NEW YORK—Immigration advocates are hoping to accomplish big things for the roughly 750,000 illegal immigrants living in New York State.
On Monday, they gathered on the steps of City Hall to announce their goals for the upcoming year.
Their first priority is to push the state legislature to pass the New York State DREAM Act, which allows young immigrants without legal status to receive state financial aid when applying to college.
The bill passed in the state Assembly, but failed to gain enough votes in the state Senate last March. Advocates hope the bill will be at the top of this year’s legislative session.
“Education shouldn’t be a privilege, it’s a right for all students,” said Linda Sarsour, executive director of the Arab American Association of New York.
Last year, an unprecedented number of child refugees from Central America crossed the border into the United States, many of them fleeing gang violence in their home countries.
Of the over 56,000 children who were able to find U.S. sponsors, 6,277 were released to sponsors in New York State, according to the latest statistics collected by the U.S. Office of Refugee Resettlement. That makes New York the state with the second highest number of unaccompanied minors, behind Texas.
Advocates will lobby for more money to support local school districts that provide these children with education—especially in Long Island and Westchester County, where resources for immigrants are scarce. They also want to ensure that the children get legal representation during deportation hearings, and access to mental health services to help them recover from the trauma of their past experiences.
“If we give this to these children, they will grow up and they will lead our stock exchanges, they will walk in the halls of our capitals in Albany and Washington D.C., and they will be our next great musicians and great actors,” said Camille Mackler, director of legal initiatives at the New York Immigration Coalition.
To help qualifying immigrants apply for relief from deportation under President Barack Obama’s executive action announced this past November, advocates are also pushing the state legislature to give additional funding to the state Office of New Americans, created in 2013 to assist immigrants with adjusting to life in their new country.

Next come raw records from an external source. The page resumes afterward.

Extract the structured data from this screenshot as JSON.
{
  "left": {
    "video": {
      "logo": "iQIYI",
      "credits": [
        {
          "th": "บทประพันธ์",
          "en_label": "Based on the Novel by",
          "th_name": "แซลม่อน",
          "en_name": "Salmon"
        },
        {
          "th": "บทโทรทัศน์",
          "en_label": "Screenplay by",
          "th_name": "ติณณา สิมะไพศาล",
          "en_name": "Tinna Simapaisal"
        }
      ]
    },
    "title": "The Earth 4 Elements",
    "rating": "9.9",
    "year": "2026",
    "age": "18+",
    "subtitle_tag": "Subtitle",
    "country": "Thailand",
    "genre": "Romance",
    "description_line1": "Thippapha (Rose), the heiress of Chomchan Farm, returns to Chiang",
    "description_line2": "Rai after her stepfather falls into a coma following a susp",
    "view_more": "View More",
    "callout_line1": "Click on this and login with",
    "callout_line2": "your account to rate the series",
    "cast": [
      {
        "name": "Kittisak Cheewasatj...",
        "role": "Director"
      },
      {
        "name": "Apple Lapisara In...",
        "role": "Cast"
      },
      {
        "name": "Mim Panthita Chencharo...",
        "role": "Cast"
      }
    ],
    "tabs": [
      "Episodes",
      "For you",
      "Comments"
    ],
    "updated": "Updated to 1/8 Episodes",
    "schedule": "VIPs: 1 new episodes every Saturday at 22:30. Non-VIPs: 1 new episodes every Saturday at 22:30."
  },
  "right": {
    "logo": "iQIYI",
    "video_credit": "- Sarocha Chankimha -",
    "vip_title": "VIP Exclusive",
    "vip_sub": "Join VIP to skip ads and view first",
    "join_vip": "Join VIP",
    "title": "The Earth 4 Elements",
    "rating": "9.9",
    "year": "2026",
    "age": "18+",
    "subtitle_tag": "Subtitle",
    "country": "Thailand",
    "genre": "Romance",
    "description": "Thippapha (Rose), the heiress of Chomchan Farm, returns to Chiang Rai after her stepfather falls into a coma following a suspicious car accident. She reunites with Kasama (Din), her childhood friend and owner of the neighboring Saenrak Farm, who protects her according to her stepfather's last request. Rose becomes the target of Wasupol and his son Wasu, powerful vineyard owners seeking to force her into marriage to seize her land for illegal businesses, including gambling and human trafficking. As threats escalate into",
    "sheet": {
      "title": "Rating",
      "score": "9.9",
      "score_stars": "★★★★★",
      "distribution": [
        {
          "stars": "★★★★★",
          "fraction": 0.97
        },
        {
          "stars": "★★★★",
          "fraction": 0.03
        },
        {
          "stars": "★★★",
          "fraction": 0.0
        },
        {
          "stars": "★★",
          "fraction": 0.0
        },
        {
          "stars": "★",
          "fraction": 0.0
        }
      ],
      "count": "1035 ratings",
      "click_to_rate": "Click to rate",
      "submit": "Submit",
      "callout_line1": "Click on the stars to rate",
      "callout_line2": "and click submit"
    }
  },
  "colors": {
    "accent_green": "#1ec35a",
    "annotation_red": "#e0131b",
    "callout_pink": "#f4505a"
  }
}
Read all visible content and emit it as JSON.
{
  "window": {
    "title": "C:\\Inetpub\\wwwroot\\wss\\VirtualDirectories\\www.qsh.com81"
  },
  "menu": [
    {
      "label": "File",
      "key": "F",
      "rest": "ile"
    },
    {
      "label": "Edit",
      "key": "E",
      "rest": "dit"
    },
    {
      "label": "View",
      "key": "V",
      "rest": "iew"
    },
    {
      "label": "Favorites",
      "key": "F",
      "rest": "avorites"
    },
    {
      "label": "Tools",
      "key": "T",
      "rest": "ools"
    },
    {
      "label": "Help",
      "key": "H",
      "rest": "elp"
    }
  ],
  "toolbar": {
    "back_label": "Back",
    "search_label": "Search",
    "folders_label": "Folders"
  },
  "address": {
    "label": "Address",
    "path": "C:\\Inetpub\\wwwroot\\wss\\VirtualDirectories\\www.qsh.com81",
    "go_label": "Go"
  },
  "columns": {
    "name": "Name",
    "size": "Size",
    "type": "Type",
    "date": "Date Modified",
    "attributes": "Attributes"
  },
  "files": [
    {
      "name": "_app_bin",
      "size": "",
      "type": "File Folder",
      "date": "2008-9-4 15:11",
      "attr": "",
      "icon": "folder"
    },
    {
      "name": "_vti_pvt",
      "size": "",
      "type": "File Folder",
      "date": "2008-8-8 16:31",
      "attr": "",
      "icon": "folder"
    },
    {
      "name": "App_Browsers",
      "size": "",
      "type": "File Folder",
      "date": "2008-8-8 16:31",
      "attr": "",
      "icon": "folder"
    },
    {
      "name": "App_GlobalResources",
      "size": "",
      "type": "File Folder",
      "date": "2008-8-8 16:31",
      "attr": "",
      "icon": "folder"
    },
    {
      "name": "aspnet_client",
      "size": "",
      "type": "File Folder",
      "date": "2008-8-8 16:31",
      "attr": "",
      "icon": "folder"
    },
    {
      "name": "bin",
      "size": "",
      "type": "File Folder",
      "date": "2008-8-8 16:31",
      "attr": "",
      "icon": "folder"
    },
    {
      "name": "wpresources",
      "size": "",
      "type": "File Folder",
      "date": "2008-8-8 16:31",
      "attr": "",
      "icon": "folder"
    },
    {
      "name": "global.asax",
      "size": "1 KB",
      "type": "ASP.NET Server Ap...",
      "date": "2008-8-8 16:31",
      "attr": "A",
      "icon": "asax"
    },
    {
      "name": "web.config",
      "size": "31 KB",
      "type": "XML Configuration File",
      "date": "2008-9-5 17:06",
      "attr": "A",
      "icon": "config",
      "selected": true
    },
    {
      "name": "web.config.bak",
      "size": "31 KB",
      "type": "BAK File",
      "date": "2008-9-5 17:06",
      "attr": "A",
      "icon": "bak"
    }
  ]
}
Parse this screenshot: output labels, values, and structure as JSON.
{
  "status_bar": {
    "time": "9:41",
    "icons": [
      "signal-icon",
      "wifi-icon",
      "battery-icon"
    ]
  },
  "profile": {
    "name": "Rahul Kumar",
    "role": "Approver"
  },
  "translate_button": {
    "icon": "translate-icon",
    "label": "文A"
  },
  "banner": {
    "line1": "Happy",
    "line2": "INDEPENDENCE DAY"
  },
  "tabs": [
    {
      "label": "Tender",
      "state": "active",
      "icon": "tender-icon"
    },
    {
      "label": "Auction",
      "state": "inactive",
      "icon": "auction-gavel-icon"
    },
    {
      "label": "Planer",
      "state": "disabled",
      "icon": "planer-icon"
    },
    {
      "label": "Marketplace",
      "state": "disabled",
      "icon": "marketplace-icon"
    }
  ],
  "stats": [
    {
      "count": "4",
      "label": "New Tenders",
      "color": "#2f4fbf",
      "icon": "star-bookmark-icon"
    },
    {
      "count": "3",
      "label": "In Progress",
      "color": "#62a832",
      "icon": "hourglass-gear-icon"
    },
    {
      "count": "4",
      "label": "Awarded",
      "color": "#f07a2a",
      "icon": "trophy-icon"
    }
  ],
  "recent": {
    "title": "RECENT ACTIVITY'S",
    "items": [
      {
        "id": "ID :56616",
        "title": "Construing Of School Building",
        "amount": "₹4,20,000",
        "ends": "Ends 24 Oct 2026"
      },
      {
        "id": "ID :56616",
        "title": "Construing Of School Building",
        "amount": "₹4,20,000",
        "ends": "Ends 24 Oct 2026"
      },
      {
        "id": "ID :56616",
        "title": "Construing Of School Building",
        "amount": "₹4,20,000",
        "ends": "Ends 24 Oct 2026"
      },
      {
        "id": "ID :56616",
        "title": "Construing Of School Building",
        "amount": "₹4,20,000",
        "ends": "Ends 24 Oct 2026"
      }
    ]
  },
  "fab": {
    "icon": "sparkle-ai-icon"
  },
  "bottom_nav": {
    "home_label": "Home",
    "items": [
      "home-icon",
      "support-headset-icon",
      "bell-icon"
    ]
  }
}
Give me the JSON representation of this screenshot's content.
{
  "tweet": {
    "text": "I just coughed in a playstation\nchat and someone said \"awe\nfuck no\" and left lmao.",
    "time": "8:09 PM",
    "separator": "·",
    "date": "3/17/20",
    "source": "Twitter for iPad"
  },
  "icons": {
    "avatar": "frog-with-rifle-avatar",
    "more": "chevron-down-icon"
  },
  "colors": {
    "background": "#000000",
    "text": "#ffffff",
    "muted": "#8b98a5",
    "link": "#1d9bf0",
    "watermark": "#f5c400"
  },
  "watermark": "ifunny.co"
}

They want at least $30 million to go towards providing legal services, English classes, and job training, as well as combatting scammers who claim to help immigrants with their applications to the relief programs—often charging exorbitant prices.
In New York State, about 338,000 people are eligible for the executive action programs, according to the nonpartisan think tank, Migration Policy Institute.
A group of local advocates will travel to Albany in March to lobby for their agenda, said Thanu Yakupitiyage, communications coordinator for the New York Immigration Coalition.
Other goals advocates hope to achieve are: providing drivers’ licenses to all New York residents, regardless of status; passing a farm workers’ bill of rights that guarantees the right to overtime pay, fair wages, and collective bargaining; and introducing legislation to limit collaboration between local law enforcement and ICE (Immigration and Customs Enforcement), the federal agency in charge of deportations.
While the city recently passed a bill that prohibits ICE from detaining illegal immigrants without a federal judge’s warrant, no such bill exists at the state level.
Advocates have long held that immigrants are afraid to report crimes and cooperate with police investigations due to potential exposure to ICE authorities.